The Terran got shakily back on his feet. “Stay away from the window,” he said. A dim amazement was in him, that he could speak without stuttering. “I’d hate for some passerby to see us alone together. He might misunderstand the purity of our motives. Ah.” Light burst from the ceiling.

Kemul took a rich man’s garments from under his robe and tossed them on the bed: sarong, curly-toed slippers, blouse, vest, turban with an enormous plume. “Best we can do,” he said. “Biocontrol disguise and a painted brand would not go for you. Your scalp would be paler than your face, and your face itself sticking out for all to see. But some great merchant or landowner, come here to talk of some policy matter-Also, speaking earnestly with you as we go, Kemul will not have to observe so many fine points of politeness and rule which he never learned.”

Flandry tumbled into the clothes. “How’d you get in here at all?” he demanded.

Kemul’s thick lips writhed upward. “That is another reason we must hurry, you. Two dead Guards outside.” He opened the door, stooped, and yanked the corpses in.

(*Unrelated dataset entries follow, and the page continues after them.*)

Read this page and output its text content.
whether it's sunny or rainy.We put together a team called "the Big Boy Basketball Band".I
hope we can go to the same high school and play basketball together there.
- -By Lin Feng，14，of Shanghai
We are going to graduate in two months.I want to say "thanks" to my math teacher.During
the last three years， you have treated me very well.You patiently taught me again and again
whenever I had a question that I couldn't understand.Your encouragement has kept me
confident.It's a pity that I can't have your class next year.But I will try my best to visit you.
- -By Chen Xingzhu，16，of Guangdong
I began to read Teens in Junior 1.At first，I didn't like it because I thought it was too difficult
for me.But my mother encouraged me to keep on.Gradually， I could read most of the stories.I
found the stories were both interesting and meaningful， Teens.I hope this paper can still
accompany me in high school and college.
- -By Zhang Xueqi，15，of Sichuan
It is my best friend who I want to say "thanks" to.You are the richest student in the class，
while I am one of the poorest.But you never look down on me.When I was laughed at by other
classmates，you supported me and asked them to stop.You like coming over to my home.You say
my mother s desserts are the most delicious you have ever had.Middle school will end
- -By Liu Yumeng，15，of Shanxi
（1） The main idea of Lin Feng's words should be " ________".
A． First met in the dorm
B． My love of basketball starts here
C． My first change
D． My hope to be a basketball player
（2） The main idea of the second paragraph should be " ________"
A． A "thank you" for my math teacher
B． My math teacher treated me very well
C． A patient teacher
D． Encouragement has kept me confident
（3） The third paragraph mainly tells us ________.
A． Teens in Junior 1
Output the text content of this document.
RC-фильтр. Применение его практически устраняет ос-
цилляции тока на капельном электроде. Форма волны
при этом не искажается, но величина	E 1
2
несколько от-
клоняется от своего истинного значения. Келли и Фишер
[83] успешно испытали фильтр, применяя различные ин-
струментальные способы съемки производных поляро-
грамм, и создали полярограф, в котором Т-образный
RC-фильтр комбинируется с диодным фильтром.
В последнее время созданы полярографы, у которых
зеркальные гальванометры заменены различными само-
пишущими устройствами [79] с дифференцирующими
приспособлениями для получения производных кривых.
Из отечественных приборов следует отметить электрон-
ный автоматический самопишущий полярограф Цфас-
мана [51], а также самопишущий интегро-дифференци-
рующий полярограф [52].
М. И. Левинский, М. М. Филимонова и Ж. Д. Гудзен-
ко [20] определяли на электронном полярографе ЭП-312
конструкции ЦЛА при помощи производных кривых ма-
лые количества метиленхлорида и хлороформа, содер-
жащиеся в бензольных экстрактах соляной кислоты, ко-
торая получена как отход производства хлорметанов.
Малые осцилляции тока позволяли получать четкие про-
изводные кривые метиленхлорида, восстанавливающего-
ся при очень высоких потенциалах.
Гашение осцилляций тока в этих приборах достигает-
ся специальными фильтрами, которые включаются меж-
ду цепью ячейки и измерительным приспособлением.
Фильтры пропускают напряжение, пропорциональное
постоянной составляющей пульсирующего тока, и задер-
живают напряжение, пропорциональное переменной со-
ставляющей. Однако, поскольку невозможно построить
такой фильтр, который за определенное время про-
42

Their necks were broken with one karate chop apiece. A firearm would have made too much noise, Flandry thought in a daze. Even a cyanide needier with a compressed air cartridge would have to be drawn and fired, which might give time for a warning to be yelled. But a seeming Biocontrol man could walk right past the sentries, deep in meditation, and kill them in one second as they saluted him. That ability of Kemul’s must have counted for enough that his cohorts (who?) sent him in rather than somebody of less noticeable appearance.

“But how’d you get this far, I mean?” Flandry persisted a trifle wildly.

“Landed outside the hangar, as they all do. Said to the attendant, Kemul was here from Pegunungan Gradjugang on urgent business and might have to depart again in minutes. Walked into the building, cornered a Guard alone in a hall, wrung from him where you were being kept, threw the body out a window into some bushes. Once or twice a white-robe hailed Kemul, but he said he was in great haste and went on.”

Flandry whistled. It would have been a totally impossible exploit on any other world he had ever seen. The decadence of Biocontrol and its Guard Corps was shown naked by this fact of an enemy walking into their ultimate stronghold without so much as being questioned. To be sure, no one in all the history of Unan Besar had ever dreamed of such a raid; but still-

But still it was a fantastic gamble, with the odds against it mounting for each second of delay.

“I sometimes think we overwork Pegunungan Gradjugang.” Flandry completed his ensemble. “Have a weapon for me?”

“Here.” Kemul drew out of his robe a revolver as antiquated as the one liberated from Pradjung (how many eons ago?). The same gesture showed his Terran blaster in an arm sheath. “Hide it. No needless fighting.”

“Absolutely! You wouldn’t believe how meek my intentions are. Let’s go.”

The hall was empty. Flandry and Kemul went down it, not too fast, mumbling at each other as if deep in discourse. At a cross-corridor they met a technician, who bowed his head to Kemul’s insignia but couldn’t entirely hide astonishment.

The technician continued the way they had come. If he passed Flandry’s closed door and happened to know that two Guards were supposed to be outside-

The hall debouched in a spacious common room. Between its pillars and gilded screens, a dozen or so off-duty Biocontrol people sat smoking, reading, playing games, watching a taped dance program. Flan dry and Kemul started across toward the main entrance. A middle-aged man with a Purity Control symbol on his robe intercepted them.

“I beg your pardon, Colleague,” he bowed. “I have not had the pleasure of meeting you before, though I thought I knew all full initiates.” His eyes were lively with interest. A tour of duty here must be a drab chore for most personnel, any novelty welcomed. “And I had no idea we were entertaining a civilian of such obvious importance.”

Flandry bent his own head above respectfully folded hands, hoping the plume would shadow his face enough. A couple of men, cross-legged above a chessboard, looked up in curiosity and kept on looking.